Enfin, il n'est pas davantage possible d'opposer valablement à la thèse que nous défendons ici des arguments tirés de la jurisprudence élaborée par la Cour à propos de problèmes analogues. Certes, l'arrêt 35-64 (C.J. 7 avril 1965 (2e chambre) (Alfieri contre Parlement), Recueil, 1965, p. 345), invoqué par le requérant, déclare que l'article 1 de l'annexe III du statut énumère les points que l'avis de concours doit spécifier: fût-ce en d'autres termes, cet arrêt relève donc la rédaction
impérative de ladite disposition; mais, étant donné que la décision rendue à cette occasion a été déterminée par des éléments autres que le problème de la limite d'âge, il est certainement impossible de déduire d'emblée de cet arrêt qu'aux yeux de la Cour, il n'est permis de renoncer, pour les avis de concours, à aucune des conditions énumérées à l'article 1 de l'annexe III du statut. Récapitulons dès lors, en constatant qu'en dépit des termes dans lesquels est formulé l'article 1 de
l'annexe III, il est impossible de dire que la spécification de la limite d'âge constitue une exigence impérative, et en affirmant dès lors qu'il ne saurait être question d'annuler, ni un avis de concours qui ne fixerait pas de limite d'âge, ni les décisions de nomination qui seraient prises sur la base d'un tel avis de concours.
2. En deuxième lieu, le requérant s'élève contre le fait qu'aient été admises au concours des personnes qui n'avaient jamais participé précédemment à un concours. Il relève que, peu de temps avant l'annonce du concours, ces personnes étaient encore des collaborateurs «free-lance», liés à l'Office des publications par un contrat qui les obligeait uniquement à donner, pendant certaines périodes, la priorité absolue aux travaux de correction à effectuer pour l'Office et qu'elles n'ont été nommées
agents temporaires qu'à compter du 1er juin 1970.
Pour répondre à cette argumentation, nous devrons observer que, selon la jurisprudence de la Cour (C.J. 31 mars 1965 (2e chambre), 16-64 (Rauch contre Commission CEE), Recueil 1965, p. 190), le requérant ne songe pas à contester, que peuvent participer aux concours internes à l'institution «toutes les personnes se trouvant au service de celle-ci, à quelque titre que ce soit». Un premier élément à prendre en considération à cet égard, c'est que (selon les déclarations non contestées de la
Commission), bien qu'antérieurement au 1er juin 1970 les candidats visés par le requérant n'aient travaillé pour l'Office des publications que sur une base contractuelle en qualité de «free-lance», il semble qu'il n'y ait eu en pratique aucune différence entre leurs conditions de travail et celles des autres agents. Au surplus, cette situation existait depuis plusieurs années (et plus précisément depuis 1963, 1966 et 1967) et il semble bien que seules des raisons budgétaires aient empêché de la
régulariser plus tôt. Il est dès lors permis de soutenir que, même s'ils n'étaient que des collaborateurs «free-lance», ces candidats étaient déjà si étroitement liés à l'Office des publications qu'ils peuvent à tout le moins être comparés à des agents auxiliaires, c'est-à-dire à des personnes qui peuvent indubitablement être admises aux concours internes.

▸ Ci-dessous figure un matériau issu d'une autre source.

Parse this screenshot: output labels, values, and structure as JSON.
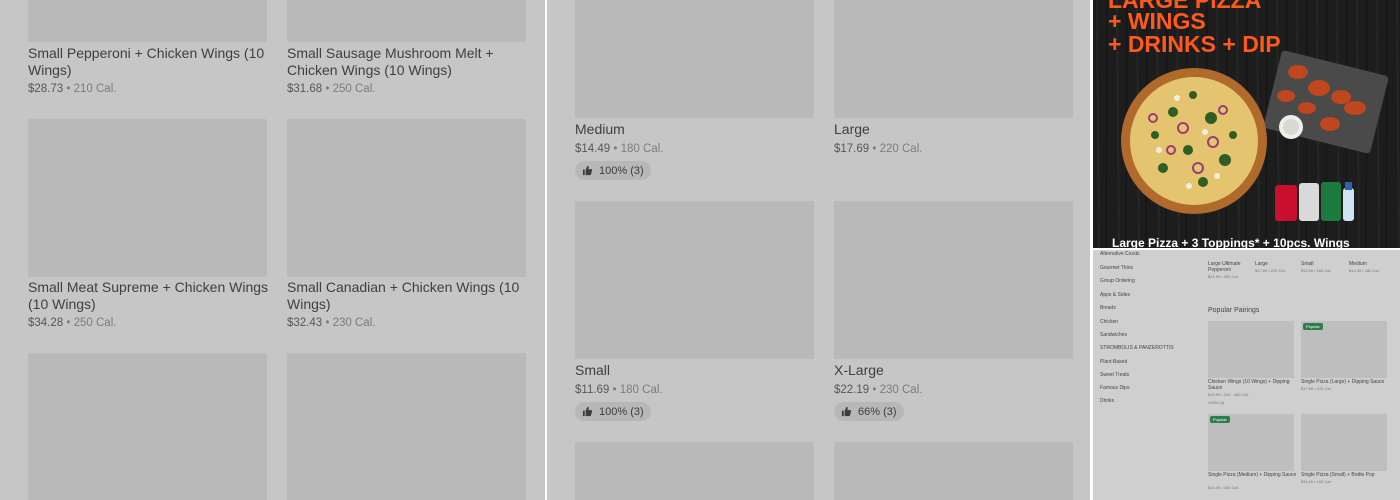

Il importe de relever au surplus que (comme nous vous l'avons rappelé au début), en 1970, après que le Conseil eût accordé les postes nécessaires, les candidats en question ont été nommés agents temporaires. Ces nominations ont pris effet au 1er juin 1970, après l'accomplissement des longues procédures administratives qu'elles ont nécessitées. Au moment de l'annonce du concours (c'est-à-dire le 17 juillet 1970) et au moment de l'expiration du délai pour le dépôt des candidatures (c'est-à-dire le
31 juillet 1970), ces candidats étaient donc déjà agents temporaires et ils étaient dès lors en droit de participer au concours. Nous pouvons vraiment admettre que ces constatations sont suffisantes, en dépit du fait que les contrats d'engagement qui avaient pris effet au 1er juin 1970 étaient assortis d'un terme, qui, semble-t-il, était expiré au moment des épreuves. En effet, le requérant lui-même ne prétend pas que les candidats en question n'étaient plus du tout au service des Communautés à
ce moment-là. Au surplus, il semble bien que lesdits contrats d'engagement aient été ultérieurement renouvelés, et cela probablement avec effet rétroactif, si bien qu'en tout cas au moment de leur nomination aux emplois qui faisaient l'objet de l'avis de concours, ces candidats étaient redevenus des agents temporaires.
Aussi sommes-nous d'avis que, dans la présente espèce, la Commission a respecté les principes découlant du statut des fonctionnaires et de la jurisprudence en ce qui concerne l'admission aux concours internes et que ce n'est dès lors pas en invoquant la nature des liens attachant aux Communautés certaines personnes qui ont participé au concours que le requérant pourrait incriminer les actes qu'il attaque.
3. Par un troisième grief, le requérant avait fait valoir une violation de l'article 29, paragraphe 1, a), du statut, au motif que la Commission aurait méconnu sa vocation à la carrière, en ce qu'elle ne l'a pas promu à un des emplois ayant fait l'objet du concours. Il a toutefois formellement abandonné ce grief dans sa réplique, après que la Commission eut relevé à bon droit qu'il ne pouvait être question pour le requérant, fonctionnaire de catégorie C, d'être promu dans la catégorie B, puisqu'en
pareil cas le statut dispose que seule la participation à un concours peut ouvrir la voie de la carrière supérieure. Aussi est-ce un point sur lequel nous n'aurons pas à nous étendre davantage.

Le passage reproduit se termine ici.